0.1

16.9K 715 159
                                    

Ben Bia McCord....

Doğduğum günden beri bir lider...

6 yaşımdan beri bir katil....

10 yaşımdan beri profosyonel dövüşçü...

13 yaşımdan beri usta suikastçi...

Ve daha anne karnında bütün insanlığın korkusuyum.

Ailem dediğim kişiler benden emir alıyor, düşmamın dediklerimse....

Herkesin korkusu farklıdır. Ama hepsinin Ortak noktası karanlıktır ve ben karanlığın en koyu tonu, karanlığın bile korkusuyum.

Baştan başlamak gerekirse ben sadece bir kız değilim, ben şiddet ve güç için doğmuş biriyim. Şiddet ve güçün tanrıçası olan biriyim.

Annem ve babamın büyük aşk hikayelerinden sonra babam daha ben doğmadan öldürülmüş ve işleri yarım kalmıştı. Neyse ki annem bana hamileymiş ve erkek olmamam için her gece dua etmiş tanrıya. Sonuç olarak istediği oldu ve kız çocuk doğurdu yani beni.

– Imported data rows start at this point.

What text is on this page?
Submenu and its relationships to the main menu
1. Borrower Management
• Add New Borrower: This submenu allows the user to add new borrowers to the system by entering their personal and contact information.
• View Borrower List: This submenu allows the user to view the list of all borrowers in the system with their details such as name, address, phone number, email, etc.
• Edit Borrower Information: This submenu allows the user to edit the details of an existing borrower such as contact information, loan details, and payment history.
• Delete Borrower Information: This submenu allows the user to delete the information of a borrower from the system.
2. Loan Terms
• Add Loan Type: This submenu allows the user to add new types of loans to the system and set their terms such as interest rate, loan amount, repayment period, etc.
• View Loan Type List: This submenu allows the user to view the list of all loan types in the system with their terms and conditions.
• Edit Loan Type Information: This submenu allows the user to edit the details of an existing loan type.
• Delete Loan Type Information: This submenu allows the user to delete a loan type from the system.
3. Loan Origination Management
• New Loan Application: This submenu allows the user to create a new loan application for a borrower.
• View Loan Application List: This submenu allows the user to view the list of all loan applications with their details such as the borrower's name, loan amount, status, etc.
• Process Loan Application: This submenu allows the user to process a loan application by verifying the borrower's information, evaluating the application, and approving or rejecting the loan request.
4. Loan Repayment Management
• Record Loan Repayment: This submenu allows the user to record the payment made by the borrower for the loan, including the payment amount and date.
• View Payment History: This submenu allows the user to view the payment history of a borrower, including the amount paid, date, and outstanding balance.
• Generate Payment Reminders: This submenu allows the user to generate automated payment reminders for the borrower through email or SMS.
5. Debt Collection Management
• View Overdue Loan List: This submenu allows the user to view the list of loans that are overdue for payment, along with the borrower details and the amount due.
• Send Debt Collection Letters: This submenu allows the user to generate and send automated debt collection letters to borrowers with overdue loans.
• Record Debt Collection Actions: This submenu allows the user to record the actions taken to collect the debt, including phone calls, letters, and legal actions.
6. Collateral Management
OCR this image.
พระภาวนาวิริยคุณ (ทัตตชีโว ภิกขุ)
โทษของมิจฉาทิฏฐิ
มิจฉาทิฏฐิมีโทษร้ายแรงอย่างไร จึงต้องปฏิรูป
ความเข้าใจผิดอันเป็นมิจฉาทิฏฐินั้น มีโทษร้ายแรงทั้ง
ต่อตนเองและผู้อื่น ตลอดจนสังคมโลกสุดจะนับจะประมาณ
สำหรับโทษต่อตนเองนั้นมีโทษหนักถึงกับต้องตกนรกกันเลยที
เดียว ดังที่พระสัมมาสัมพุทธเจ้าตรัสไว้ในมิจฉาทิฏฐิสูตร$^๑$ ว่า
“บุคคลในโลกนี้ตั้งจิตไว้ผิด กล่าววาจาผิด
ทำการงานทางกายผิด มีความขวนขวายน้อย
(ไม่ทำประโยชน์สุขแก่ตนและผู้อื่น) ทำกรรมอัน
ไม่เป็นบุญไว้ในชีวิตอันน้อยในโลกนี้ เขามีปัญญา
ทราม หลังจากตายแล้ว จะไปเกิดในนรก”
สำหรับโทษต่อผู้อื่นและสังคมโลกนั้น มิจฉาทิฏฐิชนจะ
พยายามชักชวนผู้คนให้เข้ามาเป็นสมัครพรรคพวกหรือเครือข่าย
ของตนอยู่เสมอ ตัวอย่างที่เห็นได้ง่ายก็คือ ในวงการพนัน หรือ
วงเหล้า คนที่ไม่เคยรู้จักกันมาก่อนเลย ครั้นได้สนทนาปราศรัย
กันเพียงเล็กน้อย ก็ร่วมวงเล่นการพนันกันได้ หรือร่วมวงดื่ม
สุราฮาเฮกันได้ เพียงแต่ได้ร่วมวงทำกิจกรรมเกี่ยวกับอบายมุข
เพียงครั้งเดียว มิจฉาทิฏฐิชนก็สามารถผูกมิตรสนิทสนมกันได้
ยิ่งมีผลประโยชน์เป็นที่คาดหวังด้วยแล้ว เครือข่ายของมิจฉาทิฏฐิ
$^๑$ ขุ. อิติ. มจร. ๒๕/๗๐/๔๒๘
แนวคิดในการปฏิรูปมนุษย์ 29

Babamın ölümünden sonra gelmesi gereken kişi onun çocuğu ve kız olmak zorundaydı ve ben bu kategorilerin hepsini taşıyorum. Daha anne karnında iken kaderim belli olmuştu

Doğduğum gün aile üyeleri resmen o günü bayram ilân etmişti. Konuşmayı öğrendiğim andan itibaren emir vermeyi de öğrendim, ilk kelimemde 'sus' olmuş.

Büyükbabam ve diğer aile büyüklerim daha 4 yaşındayken her türlü konuda özel eğitim almama karar verdi ve bende onayladım, eğitim almaya başladım.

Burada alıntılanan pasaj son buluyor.